Richard Childress Racing inked BetMGM to a partial sponsor deal in NASCAR this season, marking the first such partnership of its kind in the series.
Indianapolis 500 the hook in any IndyCar sell
Miles’ efforts to land a major national sportsbook brand will again be impacted by COVID-19. He sees one of the major selling points of the series as several hundred thousand fans at Indianapolis Motor Speedway, in a state where mobile wagering is available nonetheless.
Indiana legalized sports betting in May 2019, therefore missing a chance to implement in time for that 500-mile race. The 2020 installment was raced without fans because of COVID-19 restrictions, but the 2021 version will accommodate about 130,000, roughly 40% of capacity. That will still represent the largest collection of fans globally in the COVID era. But it’s still not the backdrop IndyCar can present any potential partner.
“I think it’s unlikely we can still do something for this May and with COVID, we didn’t know what to tell them we could sell them,” Miles said. “I didn’t know how many people we would have until recently.
Miles said he believes pinning a sponsorship around the 500 is “an obvious strategy,” noting the “checkerboard of regulations” nationally and sports betting not being legal in every state where the series races as a hindrance.
WynnBet became the official NASCAR sports betting partner in 2020 in the most apt comparison.
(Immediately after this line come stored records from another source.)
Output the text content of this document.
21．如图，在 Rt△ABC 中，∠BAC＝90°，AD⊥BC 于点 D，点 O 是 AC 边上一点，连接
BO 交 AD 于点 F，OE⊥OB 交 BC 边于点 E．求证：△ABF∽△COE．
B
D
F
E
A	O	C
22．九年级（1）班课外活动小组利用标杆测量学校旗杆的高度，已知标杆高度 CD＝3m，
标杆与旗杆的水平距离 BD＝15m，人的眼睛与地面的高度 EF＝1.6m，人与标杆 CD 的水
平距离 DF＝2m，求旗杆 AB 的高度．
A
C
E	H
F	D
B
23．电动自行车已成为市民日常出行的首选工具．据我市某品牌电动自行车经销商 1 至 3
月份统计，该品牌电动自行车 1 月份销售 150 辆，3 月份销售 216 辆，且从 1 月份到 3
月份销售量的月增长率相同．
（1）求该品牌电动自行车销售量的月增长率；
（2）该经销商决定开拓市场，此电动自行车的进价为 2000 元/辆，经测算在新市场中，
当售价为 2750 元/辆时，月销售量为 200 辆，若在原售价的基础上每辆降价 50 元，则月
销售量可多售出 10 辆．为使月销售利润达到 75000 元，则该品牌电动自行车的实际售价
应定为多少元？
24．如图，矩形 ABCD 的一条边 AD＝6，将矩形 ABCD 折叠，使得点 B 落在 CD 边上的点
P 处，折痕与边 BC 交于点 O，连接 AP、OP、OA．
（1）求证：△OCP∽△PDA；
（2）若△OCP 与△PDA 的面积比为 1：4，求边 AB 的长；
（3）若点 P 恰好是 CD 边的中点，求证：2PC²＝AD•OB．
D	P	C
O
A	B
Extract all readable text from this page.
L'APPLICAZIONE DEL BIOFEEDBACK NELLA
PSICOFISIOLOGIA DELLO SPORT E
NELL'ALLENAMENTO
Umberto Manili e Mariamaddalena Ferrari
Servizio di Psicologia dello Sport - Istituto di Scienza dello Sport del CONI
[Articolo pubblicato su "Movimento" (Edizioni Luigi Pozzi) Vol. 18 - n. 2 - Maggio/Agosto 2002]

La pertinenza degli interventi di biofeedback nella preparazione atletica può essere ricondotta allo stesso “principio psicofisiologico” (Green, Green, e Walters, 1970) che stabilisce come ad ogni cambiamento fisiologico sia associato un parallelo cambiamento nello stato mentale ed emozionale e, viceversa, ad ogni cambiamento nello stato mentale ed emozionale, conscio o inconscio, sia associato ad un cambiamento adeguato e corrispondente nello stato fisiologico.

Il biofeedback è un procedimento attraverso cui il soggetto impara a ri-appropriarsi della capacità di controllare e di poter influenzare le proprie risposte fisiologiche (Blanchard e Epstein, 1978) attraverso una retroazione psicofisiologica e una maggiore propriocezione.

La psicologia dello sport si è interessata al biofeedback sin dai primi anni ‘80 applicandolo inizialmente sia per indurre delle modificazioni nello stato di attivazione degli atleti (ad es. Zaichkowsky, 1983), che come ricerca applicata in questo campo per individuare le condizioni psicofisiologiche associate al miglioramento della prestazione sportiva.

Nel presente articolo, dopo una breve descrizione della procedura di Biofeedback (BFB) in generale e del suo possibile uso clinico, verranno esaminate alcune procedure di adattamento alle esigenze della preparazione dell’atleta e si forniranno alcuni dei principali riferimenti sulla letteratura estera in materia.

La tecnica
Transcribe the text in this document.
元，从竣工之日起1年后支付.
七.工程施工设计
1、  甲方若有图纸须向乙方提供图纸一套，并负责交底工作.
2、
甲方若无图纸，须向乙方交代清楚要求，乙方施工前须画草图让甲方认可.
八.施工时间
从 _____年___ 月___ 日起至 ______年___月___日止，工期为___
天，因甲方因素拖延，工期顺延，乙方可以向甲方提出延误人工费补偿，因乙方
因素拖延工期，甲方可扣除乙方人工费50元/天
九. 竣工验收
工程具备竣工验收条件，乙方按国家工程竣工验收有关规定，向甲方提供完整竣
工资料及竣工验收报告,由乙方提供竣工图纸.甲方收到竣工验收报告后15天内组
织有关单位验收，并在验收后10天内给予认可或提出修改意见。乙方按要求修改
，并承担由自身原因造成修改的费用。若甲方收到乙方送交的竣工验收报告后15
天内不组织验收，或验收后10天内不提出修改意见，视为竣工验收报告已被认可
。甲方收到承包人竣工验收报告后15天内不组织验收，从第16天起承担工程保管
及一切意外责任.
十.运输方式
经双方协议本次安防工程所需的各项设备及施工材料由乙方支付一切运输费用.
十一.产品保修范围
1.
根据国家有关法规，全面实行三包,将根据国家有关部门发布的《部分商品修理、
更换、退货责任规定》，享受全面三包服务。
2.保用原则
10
IndyCar schedule penetrates national sports betting map
Sports betting is currently legal in five states (comprising eight races) where IndyCar competes this season: Indiana, Michigan, Oregon, Tennessee and Illinois. Movement is being made in Ohio, Ontario, Canada, and Florida, where races are also held. Miles, a former ATP CEO well-versed in sports betting synergy with a professional series, acknowledges the opportunity but sees any benefit emanating first from the Speedway, then Indiana, and then outward nationally.
Adding IndyCar sports betting partner is a collaboration, Miles hopes
Miles said that, in talks with its eventual partner, the series intends to discuss specific in-race markets it would like to see offered. In-play is a part of it.
“We will care about that and I think they will appreciate our help, or [journalist Robin Miller’s] or somebody who really knows the sports to know what makes sense during the race,” Miles said. “I’ve always thought beyond ‘podium finishes bet prior to the green flag.’ That’s the way we capture fans and keep them during an event. That then goes to the data and latency and the technical aspects of doing it. So that needs to be sorted. That’s the most exciting part.”
Sealing the deal for a sportsbook partner at Indianapolis would require fast broadband for all those app downloads and the in-race bets Miles and his eventual sportsbook partner covet. That’s already covered, Miles said, after an extensive project to improve coverage began when a subsidiary of Penske Corp. announced its intention to purchase the nearly square-mile facility and IndyCar in 2019. The deal has since been completed.
“We are in a far better place than we were 24 months ago in regard to 5G and WiFi,” Miles said. “There should be very few slow dead spots at Indianapolis.”
Penske became a billionaire and one of the most successful race team owners in history by mitigating risk, and therefore doesn’t seem like the type to bet big on gambling. Penske sees the benefit, though, Miles said.
“I think he wants to be cautious about it,” Miles said. “But I think at the same time he sees that it’s a fact of life: a sportsbook – especially on apps – fantasy, betting, and the like and doesn’t want to leave racing behind in regards to the rest of the sport.”